PO: There are all the hypocritical messages that we constantly let in. Like Wonder Woman Barbie. Is Wonder Woman Barbie good? Is Wonder Woman Barbie bad? I don’t know. But it scratched an itch for a certain kind of thing that she [Orenstein's daughter Daisy] wanted. She loved her Wonder Woman Barbie. But then she would do like Barbie funerals with it, and I’d think, "That’s interesting."
There were some things that I outright banned. There was no fucking way she would have a Bratz doll. Or no bloody way Monster High was getting in my house. There was a lot that was just NO. And then there was a lot that was hypocritical, like a certain number of Barbies. You are a human being... We all have our contradictions and our hypocrisies and you do your best... You try to communicate your values as best you can. And sometimes you blow it. And sometimes you get caught in unknowing situations. And sometimes you’re tired. And sometimes you turn a blind eye.
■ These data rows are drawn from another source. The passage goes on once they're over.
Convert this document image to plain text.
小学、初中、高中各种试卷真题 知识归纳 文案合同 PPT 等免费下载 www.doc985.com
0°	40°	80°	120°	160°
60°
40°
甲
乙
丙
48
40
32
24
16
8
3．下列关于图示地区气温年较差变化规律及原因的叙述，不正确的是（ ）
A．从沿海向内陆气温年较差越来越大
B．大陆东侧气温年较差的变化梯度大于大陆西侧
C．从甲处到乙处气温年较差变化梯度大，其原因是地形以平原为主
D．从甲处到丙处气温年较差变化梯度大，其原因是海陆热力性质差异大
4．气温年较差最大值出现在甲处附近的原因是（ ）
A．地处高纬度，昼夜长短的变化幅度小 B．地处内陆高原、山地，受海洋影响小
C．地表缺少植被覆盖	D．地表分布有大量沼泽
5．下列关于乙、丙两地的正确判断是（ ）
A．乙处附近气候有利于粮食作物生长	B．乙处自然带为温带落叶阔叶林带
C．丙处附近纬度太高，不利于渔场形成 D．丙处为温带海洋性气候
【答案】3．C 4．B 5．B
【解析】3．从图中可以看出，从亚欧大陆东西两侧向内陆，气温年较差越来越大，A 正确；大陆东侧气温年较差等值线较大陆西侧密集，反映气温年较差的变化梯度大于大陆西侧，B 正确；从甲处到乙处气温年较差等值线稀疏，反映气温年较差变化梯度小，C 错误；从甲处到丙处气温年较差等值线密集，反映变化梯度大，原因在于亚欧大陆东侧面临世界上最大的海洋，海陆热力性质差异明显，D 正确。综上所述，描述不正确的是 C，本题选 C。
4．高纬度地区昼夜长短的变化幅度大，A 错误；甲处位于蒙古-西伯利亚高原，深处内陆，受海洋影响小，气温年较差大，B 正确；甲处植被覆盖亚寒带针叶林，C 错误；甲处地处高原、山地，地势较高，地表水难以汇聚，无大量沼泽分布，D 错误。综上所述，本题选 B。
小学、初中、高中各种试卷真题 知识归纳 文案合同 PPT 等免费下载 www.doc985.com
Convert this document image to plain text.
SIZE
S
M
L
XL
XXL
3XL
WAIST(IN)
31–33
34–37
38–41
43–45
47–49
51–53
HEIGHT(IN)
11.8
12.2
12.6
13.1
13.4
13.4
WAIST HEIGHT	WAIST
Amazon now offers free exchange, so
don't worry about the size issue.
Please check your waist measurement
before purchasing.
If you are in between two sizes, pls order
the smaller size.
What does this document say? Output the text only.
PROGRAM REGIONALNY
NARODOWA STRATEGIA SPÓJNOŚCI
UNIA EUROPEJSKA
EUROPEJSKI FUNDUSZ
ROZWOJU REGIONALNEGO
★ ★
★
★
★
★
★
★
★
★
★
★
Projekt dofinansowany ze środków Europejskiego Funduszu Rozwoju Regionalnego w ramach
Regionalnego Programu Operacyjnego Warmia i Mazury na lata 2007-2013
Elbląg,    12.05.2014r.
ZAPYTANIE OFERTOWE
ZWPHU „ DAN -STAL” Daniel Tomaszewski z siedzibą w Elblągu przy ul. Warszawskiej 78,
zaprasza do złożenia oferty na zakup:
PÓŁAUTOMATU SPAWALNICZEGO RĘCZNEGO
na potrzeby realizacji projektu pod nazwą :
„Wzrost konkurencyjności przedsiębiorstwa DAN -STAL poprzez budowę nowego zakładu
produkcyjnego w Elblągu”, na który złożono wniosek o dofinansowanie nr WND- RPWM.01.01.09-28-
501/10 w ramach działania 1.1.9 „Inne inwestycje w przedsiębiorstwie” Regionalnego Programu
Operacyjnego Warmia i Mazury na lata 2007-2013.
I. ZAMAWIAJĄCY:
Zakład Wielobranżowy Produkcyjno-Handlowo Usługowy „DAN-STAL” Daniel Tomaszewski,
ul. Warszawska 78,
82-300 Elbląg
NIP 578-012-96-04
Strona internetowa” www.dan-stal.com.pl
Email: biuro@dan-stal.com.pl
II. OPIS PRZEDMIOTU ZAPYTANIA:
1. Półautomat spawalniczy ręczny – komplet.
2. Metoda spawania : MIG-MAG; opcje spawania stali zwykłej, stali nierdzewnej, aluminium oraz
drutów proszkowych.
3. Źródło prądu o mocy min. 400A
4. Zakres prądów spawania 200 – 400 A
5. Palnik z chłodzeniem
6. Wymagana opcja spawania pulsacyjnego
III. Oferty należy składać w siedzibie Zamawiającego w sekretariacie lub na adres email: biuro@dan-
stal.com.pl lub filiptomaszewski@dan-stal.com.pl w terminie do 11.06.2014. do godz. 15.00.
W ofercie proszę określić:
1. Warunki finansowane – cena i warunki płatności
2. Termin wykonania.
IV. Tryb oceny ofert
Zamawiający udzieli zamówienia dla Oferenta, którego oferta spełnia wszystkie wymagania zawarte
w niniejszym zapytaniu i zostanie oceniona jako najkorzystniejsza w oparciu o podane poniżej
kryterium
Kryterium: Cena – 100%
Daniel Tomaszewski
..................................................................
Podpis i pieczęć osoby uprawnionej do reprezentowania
I wrote the book the way I wrote it, with the sort of humor and my sort of confusion as a parent because I wanted that reality in there. It isn’t easy. It isn’t clear. There are some bright lines, but there are a lot lines that are not bright. And there are a lot of times when it’s hard to decide—when your four-year-old kid gets invited to the spa birthday party or the princess birthday party, and all her friends are going. And you really don’t want that, you don’t want that for her, but how do you say no when all her friends are going? How do you deal with that situation? There are ways—there are a lot of different options. That’s the reality of parenting. How do you deal with things where you have contradictory feelings or opposing forces, and that happens with these things all the time? You’re going to make good decisions and you’re going to make bad decisions and you’re going to make the best decisions that you can, and... save a little money for therapy.
Try to be conscious, try to be thoughtful, try to do what you can do, try to find alternatives, try to expand your repertoire and recognize that you can’t be perfect.